Saving Space and Introducing Light Using Custom Bifold Doors


One use of custom bifold doors, a use that has had quite a lot written about it recently, is to make a space wider, more inviting – or to open out a room into an outside space. Because bifolding doors offer a huge percentage of open and visible space, as opposed to a more conventional sliding or swinging door, they can be used effectively to partition rooms, allowing you (for instance) to turn a kitchen-diner into two separate areas.

Another thing they can do, though, is help you save space. For example, if you have a small en suite bathroom in your master bedroom, then segregation and access become real problems. Custom bifold doors may be the answer you have been looking for. By opening into the door aperture, rather than swinging out away from it, or into the bathroom itself, a bifold door offers access without obstruction.

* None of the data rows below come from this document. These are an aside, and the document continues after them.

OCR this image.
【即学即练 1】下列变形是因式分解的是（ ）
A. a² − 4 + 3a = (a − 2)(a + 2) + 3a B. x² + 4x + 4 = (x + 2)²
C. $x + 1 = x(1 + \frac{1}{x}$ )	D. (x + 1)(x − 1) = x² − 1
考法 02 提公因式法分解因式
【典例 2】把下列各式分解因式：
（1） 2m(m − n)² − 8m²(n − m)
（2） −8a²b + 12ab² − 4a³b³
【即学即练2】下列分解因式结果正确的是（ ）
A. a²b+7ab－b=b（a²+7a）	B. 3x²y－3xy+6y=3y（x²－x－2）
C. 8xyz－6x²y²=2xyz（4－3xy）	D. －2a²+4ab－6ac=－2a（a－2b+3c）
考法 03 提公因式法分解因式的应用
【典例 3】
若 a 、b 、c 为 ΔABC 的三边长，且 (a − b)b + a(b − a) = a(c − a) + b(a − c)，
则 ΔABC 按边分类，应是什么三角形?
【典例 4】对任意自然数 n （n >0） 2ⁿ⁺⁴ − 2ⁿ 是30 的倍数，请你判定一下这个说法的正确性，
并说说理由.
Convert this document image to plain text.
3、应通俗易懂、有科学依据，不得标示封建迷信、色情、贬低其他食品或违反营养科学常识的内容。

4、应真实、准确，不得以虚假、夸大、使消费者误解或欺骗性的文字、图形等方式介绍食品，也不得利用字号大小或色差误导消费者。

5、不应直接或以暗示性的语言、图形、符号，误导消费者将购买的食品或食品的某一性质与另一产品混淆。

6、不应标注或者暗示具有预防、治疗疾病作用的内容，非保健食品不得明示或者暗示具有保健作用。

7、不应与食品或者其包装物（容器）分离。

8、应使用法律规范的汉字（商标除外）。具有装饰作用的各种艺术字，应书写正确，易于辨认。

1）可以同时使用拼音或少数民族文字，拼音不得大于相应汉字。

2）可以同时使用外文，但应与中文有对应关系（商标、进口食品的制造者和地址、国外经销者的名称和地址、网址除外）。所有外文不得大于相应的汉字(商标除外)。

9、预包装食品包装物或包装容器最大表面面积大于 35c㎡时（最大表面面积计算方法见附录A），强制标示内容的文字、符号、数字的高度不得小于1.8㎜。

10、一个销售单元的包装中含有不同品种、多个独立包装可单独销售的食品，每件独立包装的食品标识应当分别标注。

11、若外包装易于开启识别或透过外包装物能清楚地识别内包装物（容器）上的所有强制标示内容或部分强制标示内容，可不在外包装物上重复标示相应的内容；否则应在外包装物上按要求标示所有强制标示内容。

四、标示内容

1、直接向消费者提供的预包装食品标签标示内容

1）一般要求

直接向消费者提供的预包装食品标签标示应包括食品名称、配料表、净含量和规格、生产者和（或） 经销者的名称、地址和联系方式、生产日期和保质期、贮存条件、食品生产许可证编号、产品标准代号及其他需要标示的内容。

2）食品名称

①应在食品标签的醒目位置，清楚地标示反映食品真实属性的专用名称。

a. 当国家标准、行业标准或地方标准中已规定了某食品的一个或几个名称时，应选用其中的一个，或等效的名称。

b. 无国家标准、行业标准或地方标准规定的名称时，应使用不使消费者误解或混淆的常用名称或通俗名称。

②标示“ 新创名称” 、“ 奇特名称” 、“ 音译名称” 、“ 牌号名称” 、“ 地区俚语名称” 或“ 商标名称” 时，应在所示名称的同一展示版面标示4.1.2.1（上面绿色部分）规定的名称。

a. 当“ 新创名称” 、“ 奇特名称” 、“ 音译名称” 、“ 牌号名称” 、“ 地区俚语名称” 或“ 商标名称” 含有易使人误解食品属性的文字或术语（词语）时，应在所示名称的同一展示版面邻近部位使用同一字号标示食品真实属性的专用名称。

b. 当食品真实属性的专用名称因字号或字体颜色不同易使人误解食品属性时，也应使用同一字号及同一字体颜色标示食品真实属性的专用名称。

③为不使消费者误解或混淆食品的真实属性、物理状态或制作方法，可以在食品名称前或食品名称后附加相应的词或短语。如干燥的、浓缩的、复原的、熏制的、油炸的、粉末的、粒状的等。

The door to an en suite bathroom of this size cannot open inwards, in most cases, because the area it occupies is so small. If you have full furniture in there – a toilet, a sink and a shower – then there is simply nowhere for the door to open into.

Conversely, if it opens outward it may strike the bed or in other wise get in the way of existing room layout. So using custom bifold doors becomes the option that allows you to have the bathroom installed without compromising on the space issue.

In the same small setup, indeed in any small room, bifold doors may also allow extra light access. When the doors are closed, if they are glass panelled, they will let light in anyway. When they are open they allow light to enter from every angle, because the leaf of the door is not standing open against a potential source of illumination.

In larger rooms, bifold doors also allow light access – and of course with a larger overall area left open, there’s a correspondingly larger amount of light to let in. This can be particularly effective where a door space is going between a room that gets a good amount of natural light and one that does not. For example, where a lounge receives nice light for a good amount of the day, and leads through to a kitchen or dining room that gets a lot less light due to the facing of the house, a pair of custom bifold doors can draw the illumination through.

Bifolding doors are, as noted, also excellent choices for separating the outside from the inside. When compared to French doors or sliding patio doors, bifolding doors off a much larger open space when they are fully retracted – enough to make it feel that the space is effectively completely freed. As such they work wonders in smaller rooms opening onto backyard spaces; or in rooms opening out to conservatories or decking areas. With the right external design, you can even develop a whole living space that runs through indoors to outdoors – with the custom bifold doors marking the segregating point for inclement weather.